The abbey was an asylum for the poor and helpless, [175] the shipwrecked, the conscience-stricken, and the broken-hearted—for that meditative type of fervid piety which for ages has looked upon the cloister as the true earthly paradise wherein to rear the difficult edifice of the soul's salvation. Much noble blood sought De Rancé's retreat to wash out its terrifying stains, and more than one reckless spirit went thither to take upon itself the yoke of purer, sweeter usages.
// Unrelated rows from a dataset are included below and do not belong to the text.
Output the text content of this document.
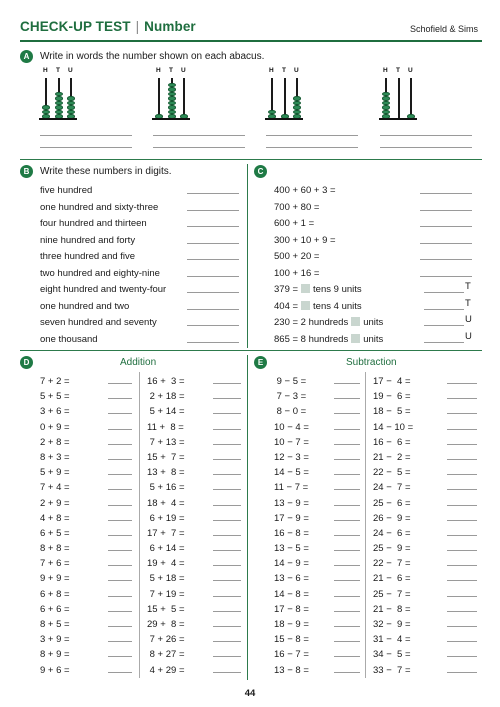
CHECK-UP TEST | Number	Schofield & Sims
A	Write in words the number shown on each abacus.
H T U	H T U	H T U	H T U
B	Write these numbers in digits.
five hundred
one hundred and sixty-three
four hundred and thirteen
nine hundred and forty
three hundred and five
two hundred and eighty-nine
eight hundred and twenty-four
one hundred and two
seven hundred and seventy
one thousand
C
400 + 60 + 3 =
700 + 80 =
600 + 1 =
300 + 10 + 9 =
500 + 20 =
100 + 16 =
379 = tens 9 units	T
404 = tens 4 units	T
230 = 2 hundreds units	U
865 = 8 hundreds units	U
D	Addition
7 + 2 =
5 + 5 =
3 + 6 =
0 + 9 =
2 + 8 =
8 + 3 =
5 + 9 =
7 + 4 =
2 + 9 =
4 + 8 =
6 + 5 =
8 + 8 =
7 + 6 =
9 + 9 =
6 + 8 =
6 + 6 =
8 + 5 =
3 + 9 =
8 + 9 =
9 + 6 =
16 +  3 =
2 + 18 =
5 + 14 =
11 +  8 =
7 + 13 =
15 +  7 =
13 +  8 =
5 + 16 =
18 +  4 =
6 + 19 =
17 +  7 =
6 + 14 =
19 +  4 =
5 + 18 =
7 + 19 =
15 +  5 =
29 +  8 =
7 + 26 =
8 + 27 =
4 + 29 =
E	Subtraction
9 − 5 =
7 − 3 =
8 − 0 =
10 − 4 =
10 − 7 =
12 − 3 =
14 − 5 =
11 − 7 =
13 − 9 =
17 − 9 =
16 − 8 =
13 − 5 =
14 − 9 =
13 − 6 =
14 − 8 =
17 − 8 =
18 − 9 =
15 − 8 =
16 − 7 =
13 − 8 =
17 −  4 =
19 −  6 =
18 −  5 =
14 − 10 =
16 −  6 =
21 −  2 =
22 −  5 =
24 −  7 =
25 −  6 =
26 −  9 =
24 −  6 =
25 −  9 =
22 −  7 =
21 −  6 =
25 −  7 =
21 −  8 =
32 −  9 =
31 −  4 =
34 −  5 =
33 −  7 =
44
De Rancé's work remains an influence in the world. His monastery and his reform constitute the true background of material and spiritual fact against which to outline the present Abbey of La Trappe in Kentucky. Even when thus viewed, it seems placed where it is only by some freak of history. An abbey of La Trappe in Kentucky! How inharmonious with every element of its environment appears this fragment of old French monastic life! It is the twelfth century touching the last of the nineteenth—the Old World reappearing in the New. Here are French faces—here is the French tongue. Here is the identical white cowl presented to blessed St. Alberick in the forests of Burgundy nine hundred years ago. Here is the rule of St. Benedict, patriarch of the Western monks in the sixth century. When one is put out at the way-side station, amid woodlands and fields of Indian-corn, and, leaving the world behind him, turns his footsteps across the country towards the abbey, more than a mile away, [176] the seclusion of the region, its ineffable quietude, the infinite isolation of the life passed by the silent brotherhood—all bring vividly before the mind the image of that ancient distant abbey with which this one holds connection so sacred and so close. Is it not the veritable spot in Normandy? Here, too, is the broad basin of retired country; here the densely wooded hills, shutting it in from the world; here the orchards and vineyards and gardens of the ascetic devotees; and, as the night falls from the low, blurred sky of gray, and cuts short a silent contemplation of the scene, here, too, one finds one's self, like some belated traveller in the dangerous forests of old, hurrying on to reach the porter's lodge, and ask within the sacred walls the hospitality of the venerable abbot.